Q: 1A meaning in the draft.
FISHER: Yes. I had been 2B, essential war worker. The day I got back to the States, they decided that men over 29 were not wanted anymore, particularly married men, and I was automatically reclassified to 2B again. I was given a choice then of going back to Brazil or going over as a war correspondent with the Brazilian Expeditionary Force.
Q: At this point, let me ask a couple of questions to clarify exactly what you were doing with the Nelson Rockefeller program, the IIA program. Were you doing entirely photographic work in connection with things Brazilian, or were you trying to get out any information about the United States and its relationship with Brazil? Fisher's Role in US War Effort Pictures for Publication in US to Acquaint US With Latin America And Have US Stories Played Back to Latin America
FISHER: My job was strictly a one-way job. I was photographing and writing stories to send back to the United States to acquaint the Americans with Latin America. Because at that time, the war wasn't going too well, and our fallback position was Latin America. We were doing a lot of things in Latin America to help the Latin Americans, such as helping them build a steel plant out of Rio, bringing in equipment for them to manufacture airplane motors, heavy equipment, tractors, and so forth, raising the level of food production, and trying to raise the health standards. We were doing this all throughout Latin America, and one of the things I was to do was to photograph this effort, write stories and send them back. The Agency would then distribute them through the wire services, so they were getting a great play. But this really was a fallback position for us. In the event that we did get driven out of the States, we would fall back to Latin America. [Editor's underscoring. It is not thought that the American public ever knew of this possible fallback consideration.] So there was some strategic importance to what I was doing, but it was all the other way. In other words, I wasn't disseminating any information about the United States in Latin America.
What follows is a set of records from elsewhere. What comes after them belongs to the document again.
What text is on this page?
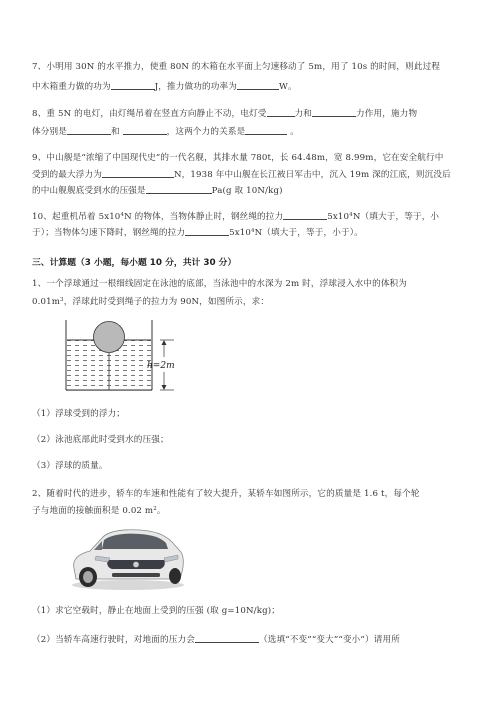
7、小明用 30N 的水平推力，使重 80N 的木箱在水平面上匀速移动了 5m，用了 10s 的时间，则此过程
中木箱重力做的功为	J，推力做功的功率为	W。
8、重 5N 的电灯，由灯绳吊着在竖直方向静止不动，电灯受	力和	力作用，施力物
体分别是	和	，这两个力的关系是	。
9、中山舰是“浓缩了中国现代史”的一代名舰，其排水量 780t，长 64.48m，宽 8.99m，它在安全航行中
受到的最大浮力为	N，1938 年中山舰在长江被日军击中，沉入 19m 深的江底，则沉没后
的中山舰舰底受到水的压强是	Pa(g 取 10N/kg)
10、起重机吊着 $5x10^4N$ 的物体，当物体静止时，钢丝绳的拉力	$5x10^4N$（填大于，等于，小
于）；当物体匀速下降时，钢丝绳的拉力	$5x10^4N$（填大于，等于，小于）。
三、计算题（3 小题，每小题 10 分，共计 30 分）
1、一个浮球通过一根细线固定在泳池的底部，当泳池中的水深为 2m 时，浮球浸入水中的体积为
$0.01m^3$，浮球此时受到绳子的拉力为 90N，如图所示，求：
h=2m
（1）浮球受到的浮力；
（2）泳池底部此时受到水的压强；
（3）浮球的质量。
2、随着时代的进步，轿车的车速和性能有了较大提升，某轿车如图所示，它的质量是 1.6 t，每个轮
子与地面的接触面积是 0.02 $m^2$。
（1）求它空载时，静止在地面上受到的压强 (取 g=10N/kg)；
（2）当轿车高速行驶时，对地面的压力会	（选填“不变”“变大”“变小”）请用所
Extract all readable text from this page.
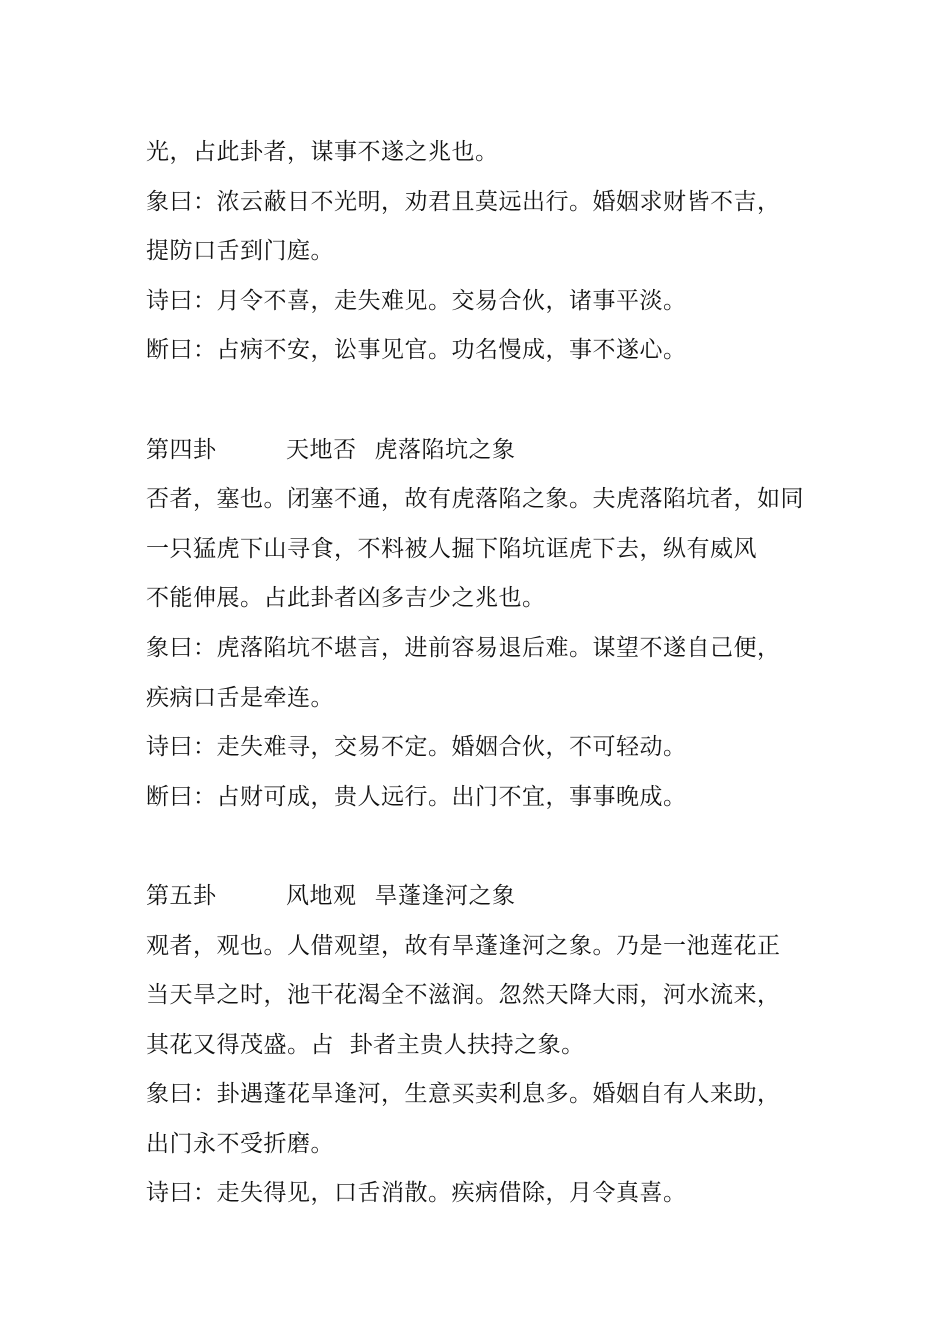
光，占此卦者，谋事不遂之兆也。
象曰：浓云蔽日不光明，劝君且莫远出行。婚姻求财皆不吉，
提防口舌到门庭。
诗曰：月令不喜，走失难见。交易合伙，诸事平淡。
断曰：占病不安，讼事见官。功名慢成，事不遂心。
第四卦	天地否 虎落陷坑之象
否者，塞也。闭塞不通，故有虎落陷之象。夫虎落陷坑者，如同
一只猛虎下山寻食，不料被人掘下陷坑诓虎下去，纵有威风
不能伸展。占此卦者凶多吉少之兆也。
象曰：虎落陷坑不堪言，进前容易退后难。谋望不遂自己便，
疾病口舌是牵连。
诗曰：走失难寻，交易不定。婚姻合伙，不可轻动。
断曰：占财可成，贵人远行。出门不宜，事事晚成。
第五卦	风地观 旱蓬逢河之象
观者，观也。人借观望，故有旱蓬逢河之象。乃是一池莲花正
当天旱之时，池干花渴全不滋润。忽然天降大雨，河水流来，
其花又得茂盛。占  卦者主贵人扶持之象。
象曰：卦遇蓬花旱逢河，生意买卖利息多。婚姻自有人来助，
出门永不受折磨。
诗曰：走失得见，口舌消散。疾病借除，月令真喜。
I was also covering stories for the two slick magazines that the coordinating office put out in Latin America, EM/GUARDA, which is in Brazil and Portuguese, and EM/GUARDA, which was in Spanish for the rest of Latin America. That was really much like the forerunner of Life magazine, the same format, big slick color, a very, very good-looking publication, and a very popular magazine in Latin America. So that carried stories of the American war efforts and battles and American military activity.
Q: Did you write any of those stories?
FISHER: No. No, my pictures were used for that. They were in-house stories out of Washington, but there many of my pictures used for that. Then when I went back, I went back to Washington, and there was a hiatus. I thought I would like to get into the military, because I had been offered a commission as a captain before I left for Latin America. Those positions were no longer available.

Rabbi Max Felshin, Part 2

Whose Who In Knickerbocker Village History: Rabbi Max Felshin

The rabbi lived in the G building, 10 Monroe Street. Turns out that Judith Coplon was really guilty.
Judith Coplon Socolov (May 17, 1921 – February 26, 2011) was one of the first major figures tried in the United States for spying for the former Soviet Union; problems in her trials in 1949–50 had a profound influence on espionage prosecutions during the McCarthy era. Coplon obtained a job in the Department of Justice shortly after she graduated from Barnard College, cum laude in 1943. She transferred to the Foreign Agents Registration section in 1944, where she had access to counter-intelligence information, and was allegedly recruited as a spy by the NKGB at the end of 1944. She first came to the attention of the FBI as a result of a Venona message in late 1948. Coplon was known in both Soviet intelligence and the Venona files as "SIMA". She was the first person tried as a result of the Venona project—although, for reasons of security, the Venona information was not revealed at her trial. FBI Special Agent Robert Lamphere testified at her trial that suspicion had fallen on Coplon because of information from a reliable "confidential informant". An extensive counter-intelligence operation planted a secret document for her to pass to the Soviets. FBI agents detained Coplon in March, 1949 as she met with Valentin Gubitchev, a KGB official employed by the United Nations, while carrying what she believed were secret U.S. government documents in her purse. Coplon was convicted in two separate trials, one for espionage in 1949, and another for conspiracy along with Gubitchev in 1950; both convictions were later overturned in 1950 and 1951, respectively in appeal. The appellant judge in New York concluded that, while the evidence showed that she was guilty, FBI agents had lied under oath about the bugging. Moreover, he wrote, the failure to get a warrant was not justified. He overturned the verdict, but the indictment was not dismissed. In the appeal of the Washington trial, the verdict was upheld, but, because of the possible bugging, a new trial became possible. For political and evidentiary reasons it never took place. Due to these legal irregularities, she was never retried and the government ultimately dropped the case in 1967.